Le renouveau de l’administration ne se fait pas seulement que de briques Par Mody Niang

Rédigé par Dakarposte le Mardi 24 Janvier 2017 à 13:17 modifié le Mardi 24 Janvier 2017 13:20

On se rappelle que, le 11 avril 2016, à l’ouverture du « Forum sur
l’Administration » organisé au Centre de Conférences de Diamniadio, le
Premier Ministre s’offusquait du grand retard accusé et lançait en direction des
organisateurs : «  On devrait montrer une autre image de l’administration. »
Dans une contribution, je lui rétorquais que « C’était là l’image de son
administration ». Et cette administration est restée en l’état. On le constate au
quotidien quand on s’intéresse de près au comportement des hommes et des
femmes qui l’animent au plus haut niveau.

Ainsi, démarrons par cette visite des « chantiers autoroutiers AIBD-Mbour- Thiès
et Ila Touba » par le Ministre des Infrastructures, des Transports terrestres et
du désenclavement.

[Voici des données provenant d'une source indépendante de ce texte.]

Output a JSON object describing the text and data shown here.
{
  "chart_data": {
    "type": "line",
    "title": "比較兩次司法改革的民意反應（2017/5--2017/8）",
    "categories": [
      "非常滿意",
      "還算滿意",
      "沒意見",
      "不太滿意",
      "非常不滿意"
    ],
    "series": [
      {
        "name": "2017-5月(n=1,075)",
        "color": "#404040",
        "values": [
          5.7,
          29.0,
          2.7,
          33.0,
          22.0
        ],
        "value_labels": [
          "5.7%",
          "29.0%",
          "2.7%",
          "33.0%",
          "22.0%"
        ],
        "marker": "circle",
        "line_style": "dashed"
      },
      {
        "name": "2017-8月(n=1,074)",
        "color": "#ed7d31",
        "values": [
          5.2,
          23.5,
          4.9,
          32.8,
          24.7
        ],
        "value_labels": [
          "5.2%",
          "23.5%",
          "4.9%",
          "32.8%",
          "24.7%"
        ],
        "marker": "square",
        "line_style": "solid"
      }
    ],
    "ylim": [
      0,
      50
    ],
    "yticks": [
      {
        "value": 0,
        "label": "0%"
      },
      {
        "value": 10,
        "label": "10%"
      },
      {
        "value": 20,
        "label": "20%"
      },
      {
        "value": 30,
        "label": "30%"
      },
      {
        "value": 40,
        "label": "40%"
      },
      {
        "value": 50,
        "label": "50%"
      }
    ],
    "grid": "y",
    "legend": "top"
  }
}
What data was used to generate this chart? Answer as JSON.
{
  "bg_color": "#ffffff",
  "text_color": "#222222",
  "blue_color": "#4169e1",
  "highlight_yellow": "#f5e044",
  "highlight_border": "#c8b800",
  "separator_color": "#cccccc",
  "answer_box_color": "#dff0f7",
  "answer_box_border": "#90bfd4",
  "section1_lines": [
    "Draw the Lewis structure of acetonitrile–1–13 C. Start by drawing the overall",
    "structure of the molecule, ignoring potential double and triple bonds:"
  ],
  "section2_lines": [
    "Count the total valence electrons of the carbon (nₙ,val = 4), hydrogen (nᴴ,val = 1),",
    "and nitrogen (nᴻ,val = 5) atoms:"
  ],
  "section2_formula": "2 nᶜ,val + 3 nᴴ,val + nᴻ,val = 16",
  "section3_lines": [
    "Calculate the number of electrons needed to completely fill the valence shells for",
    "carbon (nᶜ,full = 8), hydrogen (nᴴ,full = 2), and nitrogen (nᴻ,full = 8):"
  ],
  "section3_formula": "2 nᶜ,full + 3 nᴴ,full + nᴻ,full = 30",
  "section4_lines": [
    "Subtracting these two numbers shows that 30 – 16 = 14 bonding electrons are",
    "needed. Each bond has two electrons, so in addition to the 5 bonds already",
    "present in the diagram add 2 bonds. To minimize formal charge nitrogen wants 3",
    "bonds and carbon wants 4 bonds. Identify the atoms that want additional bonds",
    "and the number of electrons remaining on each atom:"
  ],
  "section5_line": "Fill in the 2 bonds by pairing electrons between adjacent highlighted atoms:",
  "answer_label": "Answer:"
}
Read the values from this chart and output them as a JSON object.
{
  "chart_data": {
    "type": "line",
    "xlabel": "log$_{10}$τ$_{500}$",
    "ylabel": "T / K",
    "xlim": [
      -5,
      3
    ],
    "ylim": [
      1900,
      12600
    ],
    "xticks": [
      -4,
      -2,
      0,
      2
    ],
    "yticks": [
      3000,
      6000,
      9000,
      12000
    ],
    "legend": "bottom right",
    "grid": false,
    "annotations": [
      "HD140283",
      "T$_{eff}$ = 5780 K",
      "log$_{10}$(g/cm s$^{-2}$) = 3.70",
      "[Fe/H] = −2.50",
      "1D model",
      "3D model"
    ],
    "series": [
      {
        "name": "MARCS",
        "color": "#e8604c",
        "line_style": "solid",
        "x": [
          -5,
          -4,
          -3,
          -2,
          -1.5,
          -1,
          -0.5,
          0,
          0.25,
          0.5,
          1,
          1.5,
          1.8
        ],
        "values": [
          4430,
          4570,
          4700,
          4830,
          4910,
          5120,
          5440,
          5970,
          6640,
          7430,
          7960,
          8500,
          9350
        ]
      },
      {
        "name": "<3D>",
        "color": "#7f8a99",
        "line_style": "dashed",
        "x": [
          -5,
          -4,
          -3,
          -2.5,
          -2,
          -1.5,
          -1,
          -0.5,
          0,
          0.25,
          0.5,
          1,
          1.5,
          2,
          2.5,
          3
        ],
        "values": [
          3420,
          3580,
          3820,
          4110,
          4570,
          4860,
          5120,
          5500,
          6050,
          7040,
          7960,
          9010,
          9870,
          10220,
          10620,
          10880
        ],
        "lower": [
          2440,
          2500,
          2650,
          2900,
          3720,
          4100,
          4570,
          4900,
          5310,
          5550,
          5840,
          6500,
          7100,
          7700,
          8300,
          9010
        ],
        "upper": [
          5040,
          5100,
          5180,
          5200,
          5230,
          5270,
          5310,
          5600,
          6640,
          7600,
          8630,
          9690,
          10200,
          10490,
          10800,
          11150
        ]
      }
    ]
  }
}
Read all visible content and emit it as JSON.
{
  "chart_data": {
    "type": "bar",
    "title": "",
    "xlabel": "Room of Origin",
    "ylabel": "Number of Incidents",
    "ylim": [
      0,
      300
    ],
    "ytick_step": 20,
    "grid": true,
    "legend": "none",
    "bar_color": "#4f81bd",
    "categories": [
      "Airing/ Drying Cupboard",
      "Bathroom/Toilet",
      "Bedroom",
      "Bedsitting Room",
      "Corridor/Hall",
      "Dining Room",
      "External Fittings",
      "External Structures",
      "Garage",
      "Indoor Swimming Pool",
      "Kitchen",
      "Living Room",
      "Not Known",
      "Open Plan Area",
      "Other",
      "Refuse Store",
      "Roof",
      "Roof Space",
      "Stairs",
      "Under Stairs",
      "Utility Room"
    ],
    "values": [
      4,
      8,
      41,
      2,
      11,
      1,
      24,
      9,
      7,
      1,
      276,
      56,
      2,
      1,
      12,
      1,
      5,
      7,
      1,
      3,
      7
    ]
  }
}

A l’occasion, il annonce (déjà) un cadeau pour novembre
2017, « aux pèlerins du grand Magal de Touba qui peuvent afficher le
sourire » car, «  à partir du mois de novembre 2017, les fidèles qui viendront
au Magal pourront, à partir de Dakar, prendre l’autoroute, contourner Thiès
et sortir sur le PK 10 et reprendre la Rn3 pour aller sur Touba » (‘’Le
Quotidien’’ du 17 janvier 2017, page 13).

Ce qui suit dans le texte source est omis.